Tuesday, September 6, 2016

Installing Python libraries to work with scikit-learn


              I was trying to install scikit-learn and it had the following requirements /dependencies
            
              Python (>= 2.6 or >= 3.3),
                  NumPy (>= 1.6.1),  & SciPy (>= 0.9).

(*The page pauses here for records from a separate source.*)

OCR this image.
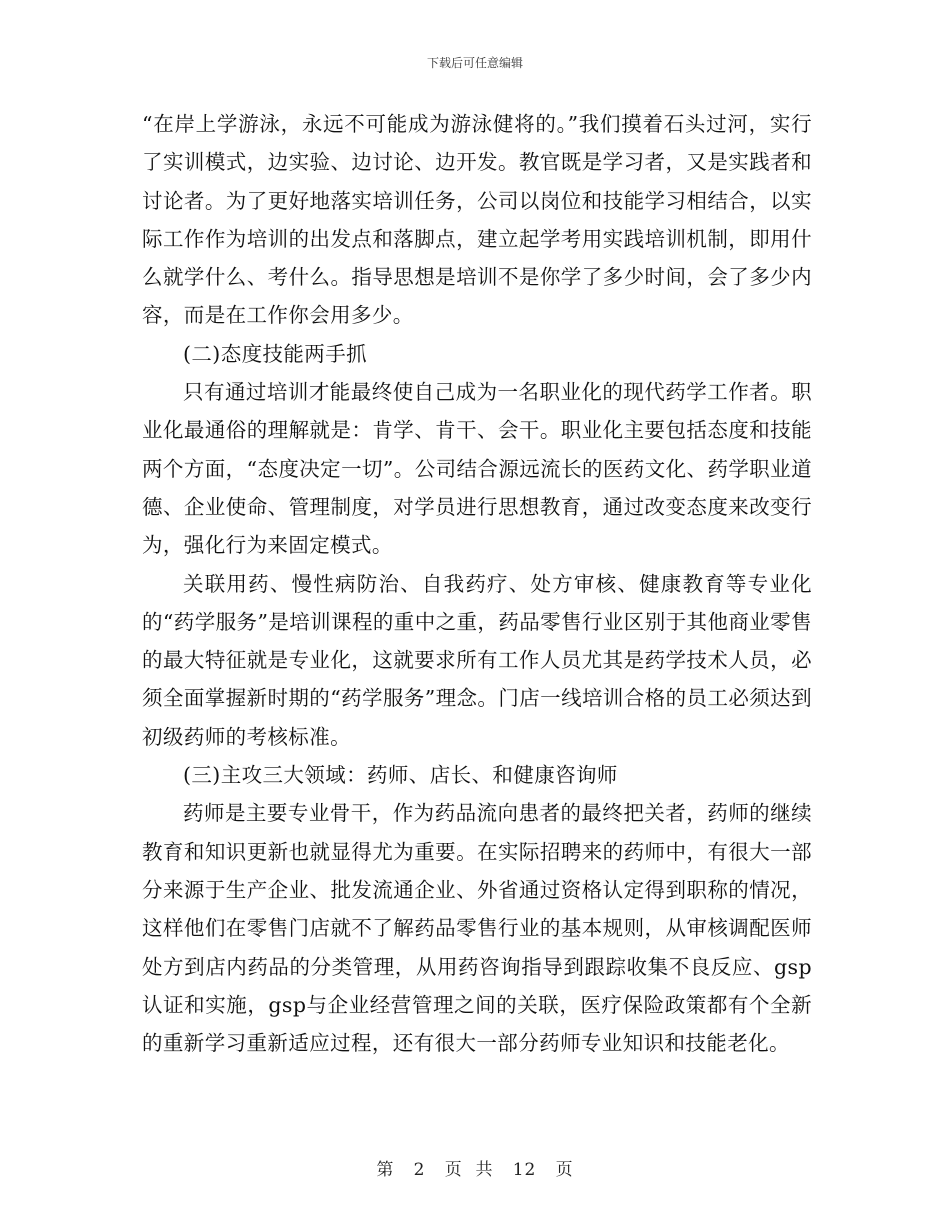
下载后可任意编辑

“在岸上学游泳，永远不可能成为游泳健将的。”我们摸着石头过河，实行了实训模式，边实验、边讨论、边开发。教官既是学习者，又是实践者和讨论者。为了更好地落实培训任务，公司以岗位和技能学习相结合，以实际工作作为培训的出发点和落脚点，建立起学考用实践培训机制，即用什么就学什么、考什么。指导思想是培训不是你学了多少时间，会了多少内容，而是在工作你会用多少。

(二)态度技能两手抓

只有通过培训才能最终使自己成为一名职业化的现代药学工作者。职业化最通俗的理解就是：肯学、肯干、会干。职业化主要包括态度和技能两个方面，“态度决定一切”。公司结合源远流长的医药文化、药学职业道德、企业使命、管理制度，对学员进行思想教育，通过改变态度来改变行为，强化行为来固定模式。

关联用药、慢性病防治、自我药疗、处方审核、健康教育等专业化的“药学服务”是培训课程的重中之重，药品零售行业区别于其他商业零售的最大特征就是专业化，这就要求所有工作人员尤其是药学技术人员，必须全面掌握新时期的“药学服务”理念。门店一线培训合格的员工必须达到初级药师的考核标准。

(三)主攻三大领域：药师、店长、和健康咨询师

药师是主要专业骨干，作为药品流向患者的最终把关者，药师的继续教育和知识更新也就显得尤为重要。在实际招聘来的药师中，有很大一部分来源于生产企业、批发流通企业、外省通过资格认定得到职称的情况，这样他们在零售门店就不了解药品零售行业的基本规则，从审核调配医师处方到店内药品的分类管理，从用药咨询指导到跟踪收集不良反应、gsp认证和实施，gsp与企业经营管理之间的关联，医疗保险政策都有个全新的重新学习重新适应过程，还有很大一部分药师专业知识和技能老化。

第 2 页  共 12 页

             As per the website, http://scikit-learn.org/stable/install.html they have suggested
             not to install it using yum.  Only option was using pip , but I have run into
             trouble using pip to install  numpy.  The moment I tried to upgrade numpy
             using pip it was  downgrading numpy to 1.1.1
  
                     After googling for a while I found a solution for this problem by using 
                        pip install -I numpy==1.6.1
                        pip install -I scipy==0.9.0

             Next install 'Development Tools' package using yum
                yum group install 'Development Tools' -y
             Last  install scikit-learn using
                   pip install scikit-learn  


 

Thursday, February 18, 2016

Changing the Database used by Oozie


      


Recently I was working with a customer when we noticed that the Derby Database 
used by oozie was corrupted . The option was to reinstall Derby. As this was a production system, we   have asked them to move to install the oozie schema on the existing MySQL Database,
which is also used by hive


Following are the steps to do that:

1. Remove the Oozie  using the REST API's first stop this  service using

curl -u admin:admin -H "X-Requested-By: ambari" -X PUT -d '{"RequestInfo":{"context":"Stop Service"},"Body":{"ServiceInfo":{"state":"INSTALLD"}}}' http://biginsights40.ibm.com:8080/api/v1/clusters/BI41/services/OOZIE


2. To remove the service run

[root@bdsup006 ~]# curl -u admin:admin -H "X-Requested-By: ambari" -X DELETE http://biginsights40.ibm.com:8080/api/v1/clusters/BI41/services/OOZIE

** substitute biginsights40.ibm.com with the Ambari Server name (FQDN) and
BI41 – with the cluster name 


3. Go back to Ambari web console, logout and log in again, verify that Oozie Service is removed.

4. To add the Oozie Servie back with MySQL Server as the database, use the following steps 
   

     a. Click Actions Button at the bottom of the Ambari screen and select Add Services

 
   b.Select Oozie Service, to be added, select the master node and click to install oozie 'client' 
      on all the nodes. Click Next. 

  c. In the next page, when prompted to select the database, select existing MySQL Database 
     as the preferred database for Oozie. You see the following message, once MySQL is selected.
     
        

     Run the following on the machine where ambari-server service is running
      ambari-server setup --jdbc-db=mysql –jdbc-driver=/usr/share/java/mysql-connector-java.jar

 d. Now we need to create the schema that is required for Oozie
  

    
   ssh to the machine where MySQL Server is installed , connect to the database and r
   run the following commands

    [root@biginsights40 ~]# mysql
    Welcome to the MySQL monitor. Commands end with ; or \g.
    Your MySQL connection id is 16
    Server version: 5.1.73 Source distribution

    Copyright (c) 2000, 2013, Oracle and/or its affiliates. All rights reserved.
   Oracle is a registered trademark of Oracle Corporation and/or its
   affiliates. Other names may be trademarks of their respective owners.

    Type 'help;' or '\h' for help. Type '\c' to clear the current input statement.

    mysql> create database oozie;
    mysql> CREATE USER 'oozie'@'%' IDENTIFIED BY 'oozie';
    mysql> CREATE USER 'oozie'@'localhost' IDENTIFIED BY 'oozie';
    mysql> CREATE USER 'oozie'@'biginsights40.ibm.com' IDENTIFIED BY 'oozie';
    mysql> GRANT ALL PRIVILEGES ON *.* TO 'oozie'@'%';
    mysql> GRANT ALL PRIVILEGES ON *.* TO 'oozie'@'localhost';
    mysql> GRANT ALL PRIVILEGES ON *.* TO 'oozie'@'biginsights40.ibm.com';

    Replace biginsights40.ibm.com with the machine name from your cluster where MySQL is setup.

    Now  click on the Test Connection to verify that you are able to connect to newly
    created oozie database. 
   

  
    Click Next Button and complete the component install.
    It is possible at the end, you might see an incomplete status for the component configuration.

   This is expected, and needs to be addressed. Click OK and continue forward to 
    complete the installation.

   Login back to Ambari web console , select MAPREDUCE Component STOP 
   and START the service. This is the reason why incomplete status is shown in the previous step.

   After this the cluster should be working normally.